Eligibility requirements for doctoral education
In order to participate in the selection for a doctoral position, you must meet the following general (A) and specific (B) eligibility requirements at latest by the application deadline.
It is your responsibility to certify eligibility by following the instructions on the web page Entry requirements (eligibility) for doctoral education.
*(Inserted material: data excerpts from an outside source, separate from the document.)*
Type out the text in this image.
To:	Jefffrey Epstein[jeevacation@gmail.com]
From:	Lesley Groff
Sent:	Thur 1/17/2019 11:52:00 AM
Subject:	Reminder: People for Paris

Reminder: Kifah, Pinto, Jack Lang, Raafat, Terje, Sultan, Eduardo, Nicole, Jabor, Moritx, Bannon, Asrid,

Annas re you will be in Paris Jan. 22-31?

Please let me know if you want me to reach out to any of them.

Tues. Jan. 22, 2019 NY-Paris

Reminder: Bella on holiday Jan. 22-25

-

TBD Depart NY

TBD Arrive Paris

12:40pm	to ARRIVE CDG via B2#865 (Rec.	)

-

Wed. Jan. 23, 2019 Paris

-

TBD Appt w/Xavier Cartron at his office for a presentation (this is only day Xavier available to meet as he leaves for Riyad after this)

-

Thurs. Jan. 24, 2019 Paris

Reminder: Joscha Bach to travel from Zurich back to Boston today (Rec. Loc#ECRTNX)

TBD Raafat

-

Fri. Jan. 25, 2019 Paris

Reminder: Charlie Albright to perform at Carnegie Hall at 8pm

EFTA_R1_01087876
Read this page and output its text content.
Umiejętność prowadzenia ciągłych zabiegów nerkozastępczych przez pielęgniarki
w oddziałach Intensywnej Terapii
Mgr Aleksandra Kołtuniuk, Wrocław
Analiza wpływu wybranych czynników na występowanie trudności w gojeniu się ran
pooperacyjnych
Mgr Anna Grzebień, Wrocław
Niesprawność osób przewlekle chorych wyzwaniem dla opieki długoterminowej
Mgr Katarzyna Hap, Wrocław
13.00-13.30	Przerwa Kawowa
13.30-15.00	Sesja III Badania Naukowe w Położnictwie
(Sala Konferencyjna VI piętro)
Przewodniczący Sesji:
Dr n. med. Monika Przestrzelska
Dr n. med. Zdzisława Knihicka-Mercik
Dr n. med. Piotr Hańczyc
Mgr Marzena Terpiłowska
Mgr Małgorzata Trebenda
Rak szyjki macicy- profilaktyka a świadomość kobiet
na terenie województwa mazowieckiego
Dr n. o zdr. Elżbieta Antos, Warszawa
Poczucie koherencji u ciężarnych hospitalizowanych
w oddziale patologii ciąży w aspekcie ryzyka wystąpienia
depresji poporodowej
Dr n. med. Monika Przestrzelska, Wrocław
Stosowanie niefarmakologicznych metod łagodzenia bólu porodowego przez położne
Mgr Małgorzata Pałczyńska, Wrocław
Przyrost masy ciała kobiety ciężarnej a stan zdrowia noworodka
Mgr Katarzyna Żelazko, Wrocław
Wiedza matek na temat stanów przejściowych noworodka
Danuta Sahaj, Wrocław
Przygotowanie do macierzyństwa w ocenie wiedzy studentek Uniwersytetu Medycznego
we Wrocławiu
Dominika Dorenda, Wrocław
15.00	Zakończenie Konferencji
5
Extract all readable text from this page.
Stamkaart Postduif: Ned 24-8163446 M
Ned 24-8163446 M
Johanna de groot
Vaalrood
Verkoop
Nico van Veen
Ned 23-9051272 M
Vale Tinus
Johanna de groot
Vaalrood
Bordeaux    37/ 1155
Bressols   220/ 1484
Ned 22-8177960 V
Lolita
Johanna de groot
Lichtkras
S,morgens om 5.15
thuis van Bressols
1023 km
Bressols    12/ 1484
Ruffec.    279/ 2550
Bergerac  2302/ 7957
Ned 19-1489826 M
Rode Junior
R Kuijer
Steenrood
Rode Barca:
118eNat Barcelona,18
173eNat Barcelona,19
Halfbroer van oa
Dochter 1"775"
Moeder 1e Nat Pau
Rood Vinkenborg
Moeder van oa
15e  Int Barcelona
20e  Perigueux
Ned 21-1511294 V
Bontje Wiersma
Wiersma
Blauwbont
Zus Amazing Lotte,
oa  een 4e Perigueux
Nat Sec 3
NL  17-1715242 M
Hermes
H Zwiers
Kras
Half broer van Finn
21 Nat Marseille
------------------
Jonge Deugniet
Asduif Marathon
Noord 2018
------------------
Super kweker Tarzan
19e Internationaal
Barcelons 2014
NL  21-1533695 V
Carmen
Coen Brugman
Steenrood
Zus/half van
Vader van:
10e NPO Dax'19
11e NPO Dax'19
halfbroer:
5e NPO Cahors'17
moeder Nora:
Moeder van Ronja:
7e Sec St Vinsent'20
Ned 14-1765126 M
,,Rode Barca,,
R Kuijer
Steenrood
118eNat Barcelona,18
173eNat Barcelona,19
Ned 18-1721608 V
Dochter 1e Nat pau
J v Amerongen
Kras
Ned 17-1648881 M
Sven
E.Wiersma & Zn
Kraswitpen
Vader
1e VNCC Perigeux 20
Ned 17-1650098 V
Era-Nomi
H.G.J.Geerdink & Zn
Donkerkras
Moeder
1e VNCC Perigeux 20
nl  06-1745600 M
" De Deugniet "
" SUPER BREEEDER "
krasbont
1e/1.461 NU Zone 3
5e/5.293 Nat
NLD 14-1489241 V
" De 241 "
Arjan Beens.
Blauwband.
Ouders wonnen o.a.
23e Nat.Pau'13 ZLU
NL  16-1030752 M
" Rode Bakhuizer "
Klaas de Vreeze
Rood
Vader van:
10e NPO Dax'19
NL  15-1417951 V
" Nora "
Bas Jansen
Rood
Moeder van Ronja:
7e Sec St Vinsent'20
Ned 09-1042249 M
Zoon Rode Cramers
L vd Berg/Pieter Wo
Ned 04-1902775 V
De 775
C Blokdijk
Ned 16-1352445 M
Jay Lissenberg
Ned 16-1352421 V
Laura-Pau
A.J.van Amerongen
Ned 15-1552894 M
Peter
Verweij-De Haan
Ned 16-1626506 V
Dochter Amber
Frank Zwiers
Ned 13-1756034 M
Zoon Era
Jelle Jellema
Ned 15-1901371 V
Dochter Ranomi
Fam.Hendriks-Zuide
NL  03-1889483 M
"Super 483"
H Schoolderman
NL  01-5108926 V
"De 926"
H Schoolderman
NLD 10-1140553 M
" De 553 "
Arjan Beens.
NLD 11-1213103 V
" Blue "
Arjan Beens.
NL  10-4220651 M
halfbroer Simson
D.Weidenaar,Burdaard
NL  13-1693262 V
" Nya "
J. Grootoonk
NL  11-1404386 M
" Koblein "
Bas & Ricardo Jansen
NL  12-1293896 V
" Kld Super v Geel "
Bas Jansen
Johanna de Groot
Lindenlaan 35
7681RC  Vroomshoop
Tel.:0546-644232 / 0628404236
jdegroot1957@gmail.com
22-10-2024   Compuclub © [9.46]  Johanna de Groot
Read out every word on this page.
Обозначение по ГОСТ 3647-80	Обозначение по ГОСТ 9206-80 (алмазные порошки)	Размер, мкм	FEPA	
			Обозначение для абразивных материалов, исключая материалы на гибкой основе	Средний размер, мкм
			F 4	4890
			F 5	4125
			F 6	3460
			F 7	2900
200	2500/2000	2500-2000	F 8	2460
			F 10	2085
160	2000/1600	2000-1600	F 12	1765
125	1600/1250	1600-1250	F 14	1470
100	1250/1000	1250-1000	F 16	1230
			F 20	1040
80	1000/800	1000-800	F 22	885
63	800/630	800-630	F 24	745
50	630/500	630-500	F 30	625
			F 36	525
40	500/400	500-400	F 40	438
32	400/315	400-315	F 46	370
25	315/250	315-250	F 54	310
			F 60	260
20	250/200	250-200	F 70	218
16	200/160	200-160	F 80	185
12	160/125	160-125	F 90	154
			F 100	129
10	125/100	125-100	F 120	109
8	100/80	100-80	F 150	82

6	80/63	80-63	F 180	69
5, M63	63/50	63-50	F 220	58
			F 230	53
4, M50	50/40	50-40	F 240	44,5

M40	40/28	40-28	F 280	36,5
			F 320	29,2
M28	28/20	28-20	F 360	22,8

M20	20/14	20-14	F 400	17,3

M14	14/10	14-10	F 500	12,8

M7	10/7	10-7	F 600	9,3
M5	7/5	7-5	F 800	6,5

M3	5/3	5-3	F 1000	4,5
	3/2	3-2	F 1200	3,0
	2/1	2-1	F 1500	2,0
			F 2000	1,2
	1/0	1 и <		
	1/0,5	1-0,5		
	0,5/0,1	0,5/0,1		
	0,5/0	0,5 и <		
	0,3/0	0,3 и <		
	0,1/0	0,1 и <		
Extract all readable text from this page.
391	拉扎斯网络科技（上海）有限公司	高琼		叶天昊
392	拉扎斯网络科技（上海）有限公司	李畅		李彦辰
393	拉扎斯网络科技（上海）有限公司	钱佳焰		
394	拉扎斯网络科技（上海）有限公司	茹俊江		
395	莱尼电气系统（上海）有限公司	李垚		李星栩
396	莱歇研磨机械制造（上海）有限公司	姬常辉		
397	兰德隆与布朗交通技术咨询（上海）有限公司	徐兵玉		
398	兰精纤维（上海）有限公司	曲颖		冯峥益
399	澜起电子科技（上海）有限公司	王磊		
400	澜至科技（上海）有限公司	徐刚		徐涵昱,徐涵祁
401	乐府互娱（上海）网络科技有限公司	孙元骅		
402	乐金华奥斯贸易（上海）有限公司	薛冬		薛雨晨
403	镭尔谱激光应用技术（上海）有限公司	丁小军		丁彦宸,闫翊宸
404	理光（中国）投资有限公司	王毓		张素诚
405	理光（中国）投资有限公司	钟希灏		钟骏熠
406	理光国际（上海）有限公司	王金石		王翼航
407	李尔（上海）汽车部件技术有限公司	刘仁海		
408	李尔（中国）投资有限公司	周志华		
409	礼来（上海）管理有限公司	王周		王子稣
A) General eligibility requirement You meet the general eligibility requirement for doctoral/third-cycle/PhD education if you:
- have been awarded a second-cycle/advanced/master qualification (i.e. master degree), or
- have satisfied the requirements for courses comprising at least 240 credits of which at least 60 credits were awarded in the advanced/second-cycle/master level, or
- have acquired substantially equivalent knowledge in some other way in Sweden or abroad.*
Follow the instructions on the web page Entry requirements (eligibility) for doctoral education.
*If you claim equivalent knowledge, follow the instructions on the web page Assessing equivalent knowledge for general eligibility for doctoral education.
B) Specific eligibility requirement
You meet the specific eligibility requirement for doctoral/third-cycle/PhD education if you:
– Show proficiency in English equivalent to the course English B/English 6 at Swedish upper secondary school.
Follow the instructions on the web page English language requirements for doctoral education.
Verification of your documents Karolinska Institutet checks the authenticity of your documents. Karolinska Institutet reserves the right to revoke admission if supporting documents are discovered to be fraudulent. Submission of false documents is a violation of Swedish law and is considered grounds for legal action.
(A) and (B) can only be certified by the documentation requirement for doctoral education.
Skills and personal qualities
We are looking for applicants with a keen interest in conducting translational research, particularly in uncovering the molecular mechanisms underpinning disease biology and how this can be modulated with small molecule tools.
Successful candidates should be highly motivated, curious, and creative, with an attention to detail. Previous hands-on experience in a research environment (conducting biochemistry, molecular or cell biology experiments for example) is essential.
Applicants are also expected to be organised and work constructively within a team, but also work well independently. Good communication skills in English (written and verbal) is essential, and emphasis will be placed upon personal suitability, taking into account how well the candidate fits within the current research group.